During the meeting, Volinsky asked Sununu to consider joining other  states that challenged the lower court ruling saying the act is unconstitutional, but Sununu said later the time to join the states challenging the ruling has passed.

The three companies selected for the new, five-year contracts are Boston Medical Center Health Plan Inc. or Well Sense Health Plan, Granite State Health Plan Inc. or New Hampshire Healthy Families, and newcomer AmeriHealth Caritas New Hampshire, Inc. of Philadelphia.

Well Sense and NH Healthy Families currently administer coverage for the 180,000 enrolled in the program, while AmeriHealth is new but was the top-ranked company in the selection process.

The contracts were originally to begin July 1, but under the current time line are expected to become effected Sept. 1.

New Hampshire’s Medicaid managed care program began Dec. 1, 2013, after years of fits and starts with three companies, but one withdrew — like AmeriHealth did in Iowa — seven months later.

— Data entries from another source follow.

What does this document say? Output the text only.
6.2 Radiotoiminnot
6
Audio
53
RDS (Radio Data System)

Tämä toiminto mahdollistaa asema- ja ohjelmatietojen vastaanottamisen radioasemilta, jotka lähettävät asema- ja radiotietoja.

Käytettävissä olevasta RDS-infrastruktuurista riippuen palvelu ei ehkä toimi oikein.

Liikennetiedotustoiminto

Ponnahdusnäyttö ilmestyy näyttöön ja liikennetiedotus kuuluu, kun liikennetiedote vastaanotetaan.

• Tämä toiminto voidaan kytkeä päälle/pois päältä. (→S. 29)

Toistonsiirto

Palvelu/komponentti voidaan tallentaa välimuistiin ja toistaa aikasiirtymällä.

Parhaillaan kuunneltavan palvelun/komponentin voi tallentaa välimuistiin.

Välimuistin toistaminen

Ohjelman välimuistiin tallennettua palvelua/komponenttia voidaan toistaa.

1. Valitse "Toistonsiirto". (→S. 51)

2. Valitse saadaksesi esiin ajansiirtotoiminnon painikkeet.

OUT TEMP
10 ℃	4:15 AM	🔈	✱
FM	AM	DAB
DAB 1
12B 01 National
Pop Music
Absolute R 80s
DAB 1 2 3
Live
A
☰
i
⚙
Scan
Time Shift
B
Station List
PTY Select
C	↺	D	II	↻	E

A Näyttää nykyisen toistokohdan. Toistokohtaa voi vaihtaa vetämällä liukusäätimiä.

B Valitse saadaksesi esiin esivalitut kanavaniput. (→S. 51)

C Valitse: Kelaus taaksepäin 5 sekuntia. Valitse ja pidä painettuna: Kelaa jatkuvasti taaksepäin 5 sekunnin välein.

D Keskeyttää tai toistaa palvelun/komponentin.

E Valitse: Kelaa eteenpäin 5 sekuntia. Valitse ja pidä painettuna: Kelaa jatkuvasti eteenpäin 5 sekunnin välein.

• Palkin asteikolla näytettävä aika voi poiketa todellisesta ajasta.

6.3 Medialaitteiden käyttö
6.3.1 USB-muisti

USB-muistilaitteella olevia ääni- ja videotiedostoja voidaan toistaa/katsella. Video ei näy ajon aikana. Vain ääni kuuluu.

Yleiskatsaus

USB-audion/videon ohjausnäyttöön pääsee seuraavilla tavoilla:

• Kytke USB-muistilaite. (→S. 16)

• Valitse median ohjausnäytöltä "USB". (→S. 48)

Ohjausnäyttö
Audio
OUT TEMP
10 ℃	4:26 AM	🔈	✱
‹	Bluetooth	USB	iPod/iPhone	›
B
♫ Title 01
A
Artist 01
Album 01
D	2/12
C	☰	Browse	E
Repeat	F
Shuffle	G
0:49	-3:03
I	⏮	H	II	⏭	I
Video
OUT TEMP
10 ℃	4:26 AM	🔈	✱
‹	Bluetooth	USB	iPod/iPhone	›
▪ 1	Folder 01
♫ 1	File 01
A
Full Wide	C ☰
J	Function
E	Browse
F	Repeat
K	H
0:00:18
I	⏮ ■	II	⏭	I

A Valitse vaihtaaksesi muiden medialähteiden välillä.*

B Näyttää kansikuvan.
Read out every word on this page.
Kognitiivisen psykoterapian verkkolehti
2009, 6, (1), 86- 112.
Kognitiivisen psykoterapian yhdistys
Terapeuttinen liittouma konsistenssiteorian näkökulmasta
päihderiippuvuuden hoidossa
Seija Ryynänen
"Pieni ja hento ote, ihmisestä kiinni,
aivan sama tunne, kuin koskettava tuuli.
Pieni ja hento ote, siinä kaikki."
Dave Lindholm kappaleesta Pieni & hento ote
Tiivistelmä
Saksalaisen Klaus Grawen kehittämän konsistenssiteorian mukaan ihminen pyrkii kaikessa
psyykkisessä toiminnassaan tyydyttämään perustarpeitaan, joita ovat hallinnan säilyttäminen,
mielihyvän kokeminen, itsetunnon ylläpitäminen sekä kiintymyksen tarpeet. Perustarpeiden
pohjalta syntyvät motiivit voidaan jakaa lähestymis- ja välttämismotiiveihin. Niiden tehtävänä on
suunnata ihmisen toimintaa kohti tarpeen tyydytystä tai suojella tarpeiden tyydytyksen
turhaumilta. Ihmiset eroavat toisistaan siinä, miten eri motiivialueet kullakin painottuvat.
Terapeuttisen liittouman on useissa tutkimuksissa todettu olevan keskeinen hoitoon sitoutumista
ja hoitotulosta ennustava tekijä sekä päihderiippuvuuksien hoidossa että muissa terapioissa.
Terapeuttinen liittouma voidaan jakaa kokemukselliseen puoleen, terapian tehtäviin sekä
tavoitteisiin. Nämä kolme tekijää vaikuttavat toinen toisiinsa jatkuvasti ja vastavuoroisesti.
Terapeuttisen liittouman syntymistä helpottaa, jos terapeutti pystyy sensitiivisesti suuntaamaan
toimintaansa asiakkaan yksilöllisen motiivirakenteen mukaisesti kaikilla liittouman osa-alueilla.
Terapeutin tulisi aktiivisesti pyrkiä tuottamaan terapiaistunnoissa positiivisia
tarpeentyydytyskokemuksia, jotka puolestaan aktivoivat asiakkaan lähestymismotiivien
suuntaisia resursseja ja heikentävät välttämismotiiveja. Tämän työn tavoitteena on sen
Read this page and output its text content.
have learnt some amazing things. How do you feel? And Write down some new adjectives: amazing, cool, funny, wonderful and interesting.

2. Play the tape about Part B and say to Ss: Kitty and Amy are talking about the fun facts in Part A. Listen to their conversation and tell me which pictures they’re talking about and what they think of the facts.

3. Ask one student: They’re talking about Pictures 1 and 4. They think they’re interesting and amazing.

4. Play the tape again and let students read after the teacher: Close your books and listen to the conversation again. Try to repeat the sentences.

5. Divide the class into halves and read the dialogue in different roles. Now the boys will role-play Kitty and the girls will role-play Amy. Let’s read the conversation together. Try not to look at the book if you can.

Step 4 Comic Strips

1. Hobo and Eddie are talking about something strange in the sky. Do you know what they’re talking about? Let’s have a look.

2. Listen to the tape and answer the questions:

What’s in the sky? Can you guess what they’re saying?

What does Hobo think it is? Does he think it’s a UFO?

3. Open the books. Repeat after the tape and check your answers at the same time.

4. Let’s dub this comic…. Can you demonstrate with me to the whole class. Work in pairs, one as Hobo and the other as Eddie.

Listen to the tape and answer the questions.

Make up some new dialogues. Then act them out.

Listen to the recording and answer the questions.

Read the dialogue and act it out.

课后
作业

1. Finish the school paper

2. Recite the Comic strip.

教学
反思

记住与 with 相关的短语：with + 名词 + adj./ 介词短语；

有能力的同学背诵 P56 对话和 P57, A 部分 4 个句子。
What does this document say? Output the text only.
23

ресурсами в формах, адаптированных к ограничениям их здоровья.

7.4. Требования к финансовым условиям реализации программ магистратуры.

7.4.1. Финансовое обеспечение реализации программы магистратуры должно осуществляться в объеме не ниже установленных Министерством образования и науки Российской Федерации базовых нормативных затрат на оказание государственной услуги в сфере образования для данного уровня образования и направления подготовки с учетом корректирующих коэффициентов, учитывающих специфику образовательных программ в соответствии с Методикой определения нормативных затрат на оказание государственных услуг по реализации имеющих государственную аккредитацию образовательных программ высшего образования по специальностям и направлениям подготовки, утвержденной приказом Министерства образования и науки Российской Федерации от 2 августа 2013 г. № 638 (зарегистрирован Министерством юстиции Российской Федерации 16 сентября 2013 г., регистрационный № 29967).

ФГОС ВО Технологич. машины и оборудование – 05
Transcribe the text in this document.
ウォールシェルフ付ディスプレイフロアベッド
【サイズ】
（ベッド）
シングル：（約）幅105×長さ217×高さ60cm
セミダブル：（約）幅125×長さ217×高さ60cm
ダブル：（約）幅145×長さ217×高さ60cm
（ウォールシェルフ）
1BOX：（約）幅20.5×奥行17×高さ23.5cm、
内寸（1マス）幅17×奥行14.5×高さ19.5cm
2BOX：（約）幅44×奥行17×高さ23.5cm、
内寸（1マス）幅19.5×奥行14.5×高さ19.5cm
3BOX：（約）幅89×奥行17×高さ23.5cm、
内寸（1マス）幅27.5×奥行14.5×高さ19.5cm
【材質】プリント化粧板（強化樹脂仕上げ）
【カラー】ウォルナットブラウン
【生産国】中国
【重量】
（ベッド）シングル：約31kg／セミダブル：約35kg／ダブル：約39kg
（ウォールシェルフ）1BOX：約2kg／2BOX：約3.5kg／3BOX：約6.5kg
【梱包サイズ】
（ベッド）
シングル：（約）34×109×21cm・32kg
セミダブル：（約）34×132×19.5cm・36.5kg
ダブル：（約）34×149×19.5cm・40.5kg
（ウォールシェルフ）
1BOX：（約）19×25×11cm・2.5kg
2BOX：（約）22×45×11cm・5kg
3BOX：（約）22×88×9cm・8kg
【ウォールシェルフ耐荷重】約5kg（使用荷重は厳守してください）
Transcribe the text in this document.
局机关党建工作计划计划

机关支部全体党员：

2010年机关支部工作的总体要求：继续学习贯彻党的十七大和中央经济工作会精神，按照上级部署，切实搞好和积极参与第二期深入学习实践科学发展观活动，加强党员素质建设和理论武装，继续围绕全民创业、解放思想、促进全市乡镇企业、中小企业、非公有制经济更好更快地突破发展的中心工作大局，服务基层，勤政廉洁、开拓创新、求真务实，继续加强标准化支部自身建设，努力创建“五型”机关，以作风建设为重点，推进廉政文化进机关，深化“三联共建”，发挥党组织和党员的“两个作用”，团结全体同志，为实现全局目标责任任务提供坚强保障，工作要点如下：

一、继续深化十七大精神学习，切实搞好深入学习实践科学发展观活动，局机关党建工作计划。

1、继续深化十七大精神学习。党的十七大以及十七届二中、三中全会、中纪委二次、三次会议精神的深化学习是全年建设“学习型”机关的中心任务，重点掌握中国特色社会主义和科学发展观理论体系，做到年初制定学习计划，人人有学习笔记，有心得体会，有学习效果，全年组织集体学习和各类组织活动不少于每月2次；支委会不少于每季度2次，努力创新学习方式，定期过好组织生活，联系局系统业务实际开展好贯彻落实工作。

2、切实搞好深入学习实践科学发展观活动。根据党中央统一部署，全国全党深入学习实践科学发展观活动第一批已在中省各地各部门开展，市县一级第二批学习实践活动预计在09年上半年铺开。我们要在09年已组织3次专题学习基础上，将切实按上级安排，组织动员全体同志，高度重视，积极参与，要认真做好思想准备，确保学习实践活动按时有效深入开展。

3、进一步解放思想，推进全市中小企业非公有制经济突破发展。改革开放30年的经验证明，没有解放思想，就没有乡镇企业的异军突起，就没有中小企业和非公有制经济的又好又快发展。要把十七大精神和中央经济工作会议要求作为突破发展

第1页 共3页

Generally the federal and state government share program costs along with counties and school districts. Under the Medicaid expansion program, the federal government pays 90 percent of the cost and the state 10 percent. About 50,000 residents are in the Medicaid expansion program, which began with private insurance coverage, but this fiscal year switched to the traditional Medicaid managed care system.